197 PASQUA Quell’anno Pasqua cadeva il 29 marzo, e alcuni giorni prima venne in casa nostra Adelma per la consueta visita. «Sa, Amedea» riferì alla nonna «che le signorine Bartoletti si sono comprate tutte e due una nuova pelliccia di Astrakan? Adesso va molto di moda, e poi si vede su tutte le riviste. La vogliono indossare il giorno di Pasqua per la Messa solenne, me l’hanno detto loro. Di sicuro lo fanno per mettersi in mostra e per vantarsi.» «Eh, Delma, ma le sembra giusto? Noi stiamo all’acqua perché non riparano il tetto, mentre quelle due cataplasme si scaldano anche quando non fa più freddo. Poi hanno un bel da mostrarsi in giro, tanto restano sempre due zavaglie!113» «Loro invece dicono che il muratore sul tetto c’è andato e ha fatto anche delle riparazioni.» «Quello che io so di sicuro, è che lui va sempre da quella busona della Prassede!» «Bén, Amedea, ma che cosa dice!» «Sì, sì, busona, perché da quando è vedova, prende sempre in casa gli uomini.» «Ma a lei chi l’ha detto?» «La Maura, che li vede di continuo entrare e uscire.» «Che cosa ci vuol fare, si vede che è nella sua natura… Be’, cambiando discorso, a proposito di quello che le dicevo prima riguardo alle pellicce, si vede che le padrone, con i soldi dei nostri affitti, si tolgono tutte le loro voglie!» Quei commenti continuarono ancora per un po’. Io, che avevo ascoltato, pensai: “Bene, bene… anche Vittorio e io andremo proprio a quella Messa, e se ne accorgeranno!”. Il giorno di Pasqua andai in chiesa verso le 11:00, assieme a Vittorio. 113 Persone da poco, donne brutte e inutili. Si dice anche per gli oggetti di scarso valore.
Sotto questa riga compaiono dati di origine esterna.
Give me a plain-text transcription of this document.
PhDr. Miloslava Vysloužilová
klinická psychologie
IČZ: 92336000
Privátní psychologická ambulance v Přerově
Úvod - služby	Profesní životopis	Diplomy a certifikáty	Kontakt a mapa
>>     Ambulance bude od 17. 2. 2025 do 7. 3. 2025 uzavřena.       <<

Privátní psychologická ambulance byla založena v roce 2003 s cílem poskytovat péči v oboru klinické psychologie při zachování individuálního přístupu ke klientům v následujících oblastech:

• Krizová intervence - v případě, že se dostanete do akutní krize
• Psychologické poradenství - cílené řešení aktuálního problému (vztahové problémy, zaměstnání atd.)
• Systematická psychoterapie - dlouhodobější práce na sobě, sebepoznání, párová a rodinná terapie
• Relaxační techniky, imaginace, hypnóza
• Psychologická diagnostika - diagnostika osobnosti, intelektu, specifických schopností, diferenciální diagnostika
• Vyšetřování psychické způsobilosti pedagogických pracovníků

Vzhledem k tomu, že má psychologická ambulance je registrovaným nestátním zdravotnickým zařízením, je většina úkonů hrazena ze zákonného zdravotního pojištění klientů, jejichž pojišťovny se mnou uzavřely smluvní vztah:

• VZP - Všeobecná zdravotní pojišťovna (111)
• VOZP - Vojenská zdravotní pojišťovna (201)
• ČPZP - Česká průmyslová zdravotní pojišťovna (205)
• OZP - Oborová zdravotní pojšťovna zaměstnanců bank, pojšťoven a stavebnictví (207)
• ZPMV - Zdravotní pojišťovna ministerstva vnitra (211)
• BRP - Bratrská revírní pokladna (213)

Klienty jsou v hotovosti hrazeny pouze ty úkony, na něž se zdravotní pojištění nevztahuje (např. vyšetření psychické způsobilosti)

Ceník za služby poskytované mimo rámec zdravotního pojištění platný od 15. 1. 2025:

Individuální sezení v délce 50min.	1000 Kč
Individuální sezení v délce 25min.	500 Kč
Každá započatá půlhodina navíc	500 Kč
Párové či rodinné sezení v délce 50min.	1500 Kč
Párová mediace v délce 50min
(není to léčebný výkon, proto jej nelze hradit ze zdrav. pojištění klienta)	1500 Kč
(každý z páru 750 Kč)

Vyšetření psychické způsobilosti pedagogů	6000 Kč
198 «Li hai poi presi?» chiese lui, bisbigliando. «Sì, certo, ce li ho qui in tasca!» risposi. Dopo l’Elevazione, ci dirigemmo verso la balaustra per ricevere la Comunione, passando lentamente accanto alle Bartoletti tutte impellicciate che stavano in piedi – non si inginocchiavano mai per non rovinare le calze – e con gli occhi chiusi, assorte nella preghiera. Zac, Zac sulle loro rispettive sedie. Ricevemmo la Comunione, e subito dopo ci scambiammo un sorriso malizioso d’intesa. “Credo che il Signore ci perdonerà”, pensai. Dopo essersi abbassate un po’, quelle due tabalòrie114 si sedettero, tirando la sedia sotto i loro culi secchi e piatti come taglieri. Lo scherzo era più semplice di quanto si pensi. Io e Vittorio avevamo nascosto, tra le mani giunte, il buon formaggino Mio senza stagnola. Quando ci eravamo avvicinati alle sedie delle Bartoletti, avevamo “lanciato” i formaggini sui loro sedili. Terminata la Messa, uscimmo tutti, e ci appostammo a breve distanza dalle nostre vittime, che nel frattempo scambiavano i consueti auguri con i conoscenti, ricevendo anche tanti complimenti per le loro belle pellicce. Poi a un tratto: «Eh be’, Margherita, ma cos’è quel bianco appiccicoso che hai dietro, sulla pelliccia?» Lei se la tolse subito per controllare. «Oh, mamma mia, che rovina! Ma ce l’hai anche tu Giuliana. Eh, bén bén che paciugo, e che puzza di formaggio!» «Sarà stato certo qualche ingordo miscredente che l’ha mangiato in chiesa e poi gli è caduto!» «Mamma mia, ma che sacrilegio!» ragliò Margherita in preda all’ira. «Ma chi c’era dietro di noi?» «Bén, ma non ti ricordi? C’erano il dottor Mondini con sua moglie. Non credo però che sia stato lui, è una persona così perbene. Ma sua moglie, quella brutta lardosa, deve essere stata proprio lei. Secondo me deve avere il verme solitario, per mangiare anche in chiesa! Sì, sì, e il dottore dice agli altri di fare la dieta, ma che si vergogni pure!» 114 Schiocche.